Important Parameters
Key knobs include model.model_type (FastFoundationStereo), model.encoder (vitl), model.max_disparity (set 192 explicitly — schema default 416 causes severe drift), model.mixed_precision (false), model.gwc_feature_normalize (true), model.volume_dim (28), model.valid_iters (8), and per-split batch_size / workers / crop_size / data_sources. Full parameter reference, evaluation metrics, multi-GPU / multi-node spec keys, export / TRT defaults, the export use-case matrix, and hardware guidance are in references/important-parameters.md.
Error Patterns
For shape mismatch, gwc_feature_normalize schema errors, max_disparity drift, negative disparity, depth_net_stereo: not found, the pyt-evaluate crop_size asymmetry, the Failed to import SAM3 warning, and the dynamic-engine stride-incompatible silent failure, see references/error-patterns.md.

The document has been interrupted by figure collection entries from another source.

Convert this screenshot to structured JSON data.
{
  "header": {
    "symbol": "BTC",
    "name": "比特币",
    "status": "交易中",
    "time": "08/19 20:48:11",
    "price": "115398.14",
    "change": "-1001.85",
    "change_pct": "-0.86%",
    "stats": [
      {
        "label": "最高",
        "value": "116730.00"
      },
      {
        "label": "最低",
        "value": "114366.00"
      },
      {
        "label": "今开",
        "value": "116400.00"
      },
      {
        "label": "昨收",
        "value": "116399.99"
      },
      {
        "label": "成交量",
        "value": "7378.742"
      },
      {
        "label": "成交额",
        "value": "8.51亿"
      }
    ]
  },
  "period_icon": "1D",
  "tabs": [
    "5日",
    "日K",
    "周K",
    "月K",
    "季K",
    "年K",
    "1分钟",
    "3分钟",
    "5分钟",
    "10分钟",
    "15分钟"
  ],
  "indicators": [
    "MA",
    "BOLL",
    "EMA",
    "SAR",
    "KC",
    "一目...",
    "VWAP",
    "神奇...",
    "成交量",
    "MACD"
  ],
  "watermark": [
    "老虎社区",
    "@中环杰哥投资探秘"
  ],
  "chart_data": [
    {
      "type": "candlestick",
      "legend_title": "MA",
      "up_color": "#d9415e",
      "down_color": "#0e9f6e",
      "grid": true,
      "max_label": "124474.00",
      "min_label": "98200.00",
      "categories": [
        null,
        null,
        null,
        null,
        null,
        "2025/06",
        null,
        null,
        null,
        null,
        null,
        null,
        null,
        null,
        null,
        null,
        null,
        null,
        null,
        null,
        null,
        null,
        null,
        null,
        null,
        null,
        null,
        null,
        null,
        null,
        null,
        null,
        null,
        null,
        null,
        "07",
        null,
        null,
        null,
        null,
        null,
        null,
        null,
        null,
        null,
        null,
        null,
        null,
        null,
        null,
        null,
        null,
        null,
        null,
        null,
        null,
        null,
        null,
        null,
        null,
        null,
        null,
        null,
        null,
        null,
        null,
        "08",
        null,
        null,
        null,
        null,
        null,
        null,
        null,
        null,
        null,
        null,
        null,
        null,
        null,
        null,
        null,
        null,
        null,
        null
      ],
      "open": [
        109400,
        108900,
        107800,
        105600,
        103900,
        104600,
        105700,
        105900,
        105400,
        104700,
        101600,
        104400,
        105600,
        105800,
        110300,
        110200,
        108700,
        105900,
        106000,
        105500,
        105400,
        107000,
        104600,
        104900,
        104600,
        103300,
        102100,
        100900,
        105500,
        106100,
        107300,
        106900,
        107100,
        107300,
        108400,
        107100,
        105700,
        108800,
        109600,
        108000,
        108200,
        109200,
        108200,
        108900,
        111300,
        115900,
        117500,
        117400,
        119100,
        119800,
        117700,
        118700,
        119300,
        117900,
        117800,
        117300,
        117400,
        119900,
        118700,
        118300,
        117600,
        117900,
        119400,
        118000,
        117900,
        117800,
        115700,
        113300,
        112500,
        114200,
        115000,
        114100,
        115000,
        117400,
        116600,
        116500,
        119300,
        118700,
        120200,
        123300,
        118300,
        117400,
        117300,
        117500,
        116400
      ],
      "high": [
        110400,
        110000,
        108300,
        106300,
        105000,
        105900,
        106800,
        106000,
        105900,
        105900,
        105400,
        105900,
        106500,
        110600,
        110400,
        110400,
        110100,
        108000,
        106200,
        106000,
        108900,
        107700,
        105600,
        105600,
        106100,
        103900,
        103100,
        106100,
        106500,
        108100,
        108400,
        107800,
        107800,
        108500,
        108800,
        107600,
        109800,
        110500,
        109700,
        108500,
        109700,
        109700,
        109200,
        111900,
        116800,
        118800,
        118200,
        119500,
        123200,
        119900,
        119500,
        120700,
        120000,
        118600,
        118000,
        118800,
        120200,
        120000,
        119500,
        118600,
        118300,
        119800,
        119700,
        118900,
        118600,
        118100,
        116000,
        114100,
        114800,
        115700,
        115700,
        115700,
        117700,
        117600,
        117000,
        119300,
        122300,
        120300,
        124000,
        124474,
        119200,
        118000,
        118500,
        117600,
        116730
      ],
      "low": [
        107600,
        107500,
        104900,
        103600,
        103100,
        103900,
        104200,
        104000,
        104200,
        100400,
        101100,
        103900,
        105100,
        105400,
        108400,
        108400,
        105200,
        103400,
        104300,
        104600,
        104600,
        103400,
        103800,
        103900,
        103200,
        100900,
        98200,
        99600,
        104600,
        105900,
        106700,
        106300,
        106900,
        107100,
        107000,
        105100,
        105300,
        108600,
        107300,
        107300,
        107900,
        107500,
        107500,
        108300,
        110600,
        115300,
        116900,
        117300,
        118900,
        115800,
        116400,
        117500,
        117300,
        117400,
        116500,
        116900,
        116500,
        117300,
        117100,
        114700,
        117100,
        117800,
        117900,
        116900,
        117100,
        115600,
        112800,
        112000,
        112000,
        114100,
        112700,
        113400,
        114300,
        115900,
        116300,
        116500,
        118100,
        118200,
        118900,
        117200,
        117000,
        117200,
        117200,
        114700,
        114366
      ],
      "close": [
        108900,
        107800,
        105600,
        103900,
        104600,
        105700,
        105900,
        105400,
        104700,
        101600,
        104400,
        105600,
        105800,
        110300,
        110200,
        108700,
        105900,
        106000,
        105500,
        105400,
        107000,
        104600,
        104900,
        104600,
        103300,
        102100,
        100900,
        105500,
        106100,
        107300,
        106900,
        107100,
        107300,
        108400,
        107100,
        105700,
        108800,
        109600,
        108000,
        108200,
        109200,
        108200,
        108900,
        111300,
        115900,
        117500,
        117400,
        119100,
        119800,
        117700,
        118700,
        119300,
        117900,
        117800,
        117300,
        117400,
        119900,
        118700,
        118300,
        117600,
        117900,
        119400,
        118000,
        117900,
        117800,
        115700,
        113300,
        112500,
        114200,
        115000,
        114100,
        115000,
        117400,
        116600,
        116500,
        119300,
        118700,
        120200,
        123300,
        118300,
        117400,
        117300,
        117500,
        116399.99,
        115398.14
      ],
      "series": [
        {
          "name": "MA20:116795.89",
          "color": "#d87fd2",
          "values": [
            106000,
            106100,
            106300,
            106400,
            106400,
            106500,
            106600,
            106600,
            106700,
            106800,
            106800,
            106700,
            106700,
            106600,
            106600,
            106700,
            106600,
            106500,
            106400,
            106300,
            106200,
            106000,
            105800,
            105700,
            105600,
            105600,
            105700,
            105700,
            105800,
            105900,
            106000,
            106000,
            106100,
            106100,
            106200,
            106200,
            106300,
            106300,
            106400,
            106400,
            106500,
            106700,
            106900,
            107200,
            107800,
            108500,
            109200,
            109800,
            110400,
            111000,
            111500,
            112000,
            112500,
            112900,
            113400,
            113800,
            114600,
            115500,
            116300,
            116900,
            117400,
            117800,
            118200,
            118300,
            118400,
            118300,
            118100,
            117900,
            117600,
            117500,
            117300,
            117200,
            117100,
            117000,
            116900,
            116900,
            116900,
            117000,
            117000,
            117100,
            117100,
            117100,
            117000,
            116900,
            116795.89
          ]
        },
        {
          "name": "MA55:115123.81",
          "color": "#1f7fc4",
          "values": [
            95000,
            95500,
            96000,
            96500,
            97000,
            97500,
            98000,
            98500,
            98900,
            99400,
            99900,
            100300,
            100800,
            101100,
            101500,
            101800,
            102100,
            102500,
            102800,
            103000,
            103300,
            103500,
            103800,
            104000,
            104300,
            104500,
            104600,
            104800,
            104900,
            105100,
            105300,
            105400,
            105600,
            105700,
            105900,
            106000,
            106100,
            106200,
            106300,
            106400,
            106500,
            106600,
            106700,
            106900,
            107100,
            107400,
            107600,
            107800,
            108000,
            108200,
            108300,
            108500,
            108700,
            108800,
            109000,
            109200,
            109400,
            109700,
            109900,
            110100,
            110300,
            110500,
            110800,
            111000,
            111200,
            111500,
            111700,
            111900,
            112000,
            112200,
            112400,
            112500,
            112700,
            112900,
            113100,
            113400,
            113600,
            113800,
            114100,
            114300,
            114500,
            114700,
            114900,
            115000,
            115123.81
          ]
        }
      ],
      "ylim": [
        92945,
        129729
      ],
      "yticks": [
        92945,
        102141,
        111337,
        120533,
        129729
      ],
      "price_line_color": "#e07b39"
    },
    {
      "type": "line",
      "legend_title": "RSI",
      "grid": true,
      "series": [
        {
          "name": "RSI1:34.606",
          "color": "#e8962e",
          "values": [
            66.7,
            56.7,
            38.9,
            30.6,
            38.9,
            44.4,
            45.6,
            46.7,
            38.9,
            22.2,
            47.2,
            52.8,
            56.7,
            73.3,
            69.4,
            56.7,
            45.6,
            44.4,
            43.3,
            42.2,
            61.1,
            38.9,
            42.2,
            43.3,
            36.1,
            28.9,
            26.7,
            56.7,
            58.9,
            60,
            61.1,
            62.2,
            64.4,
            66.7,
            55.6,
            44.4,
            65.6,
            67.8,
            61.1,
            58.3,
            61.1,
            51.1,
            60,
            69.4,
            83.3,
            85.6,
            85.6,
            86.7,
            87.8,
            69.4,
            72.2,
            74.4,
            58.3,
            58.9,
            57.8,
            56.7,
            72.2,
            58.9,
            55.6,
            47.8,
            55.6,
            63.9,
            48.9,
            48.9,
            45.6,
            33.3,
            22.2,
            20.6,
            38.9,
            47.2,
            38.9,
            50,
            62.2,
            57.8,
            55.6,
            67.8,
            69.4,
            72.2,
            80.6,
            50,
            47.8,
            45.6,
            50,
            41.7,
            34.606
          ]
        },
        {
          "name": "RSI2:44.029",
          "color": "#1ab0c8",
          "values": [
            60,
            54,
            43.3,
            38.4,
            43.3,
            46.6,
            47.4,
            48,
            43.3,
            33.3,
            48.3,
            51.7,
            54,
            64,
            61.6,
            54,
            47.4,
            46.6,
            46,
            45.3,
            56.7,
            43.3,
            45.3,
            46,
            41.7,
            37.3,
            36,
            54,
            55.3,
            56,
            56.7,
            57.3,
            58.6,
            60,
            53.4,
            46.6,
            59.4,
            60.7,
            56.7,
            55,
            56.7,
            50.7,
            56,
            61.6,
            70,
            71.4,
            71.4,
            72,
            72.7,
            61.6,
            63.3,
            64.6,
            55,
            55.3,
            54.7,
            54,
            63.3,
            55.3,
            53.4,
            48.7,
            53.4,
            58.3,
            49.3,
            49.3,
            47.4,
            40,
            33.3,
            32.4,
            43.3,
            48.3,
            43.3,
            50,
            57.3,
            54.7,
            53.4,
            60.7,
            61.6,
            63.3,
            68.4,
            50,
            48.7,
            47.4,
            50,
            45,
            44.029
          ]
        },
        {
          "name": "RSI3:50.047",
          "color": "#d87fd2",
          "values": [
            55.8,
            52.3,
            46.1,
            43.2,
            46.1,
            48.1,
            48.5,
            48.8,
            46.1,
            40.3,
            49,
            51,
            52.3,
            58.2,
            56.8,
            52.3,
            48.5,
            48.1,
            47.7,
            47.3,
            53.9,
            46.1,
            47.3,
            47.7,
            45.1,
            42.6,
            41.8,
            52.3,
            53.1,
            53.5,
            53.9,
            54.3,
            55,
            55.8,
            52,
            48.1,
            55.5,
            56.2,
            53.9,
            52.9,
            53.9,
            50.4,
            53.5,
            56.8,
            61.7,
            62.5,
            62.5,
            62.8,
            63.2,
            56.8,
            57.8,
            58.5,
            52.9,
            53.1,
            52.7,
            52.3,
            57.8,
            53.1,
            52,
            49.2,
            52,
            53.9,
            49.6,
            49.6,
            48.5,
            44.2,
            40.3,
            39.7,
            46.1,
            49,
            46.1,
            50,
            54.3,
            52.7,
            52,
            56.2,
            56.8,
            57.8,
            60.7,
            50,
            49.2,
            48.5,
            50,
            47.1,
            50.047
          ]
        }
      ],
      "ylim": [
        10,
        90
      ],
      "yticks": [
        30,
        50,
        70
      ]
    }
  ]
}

Spec Param / Parent Model Inference
Model-specific inference mappings (per-action spec field → inference function) for train / evaluate / inference / export / gen_trt_engine, plus parent_job_id / parent_model resolution and raw-bp2 explicit-checkpoint handling, are in references/parent-model-inference.md. Generated runners should read that section and apply the mappings with SDK helpers before create_job().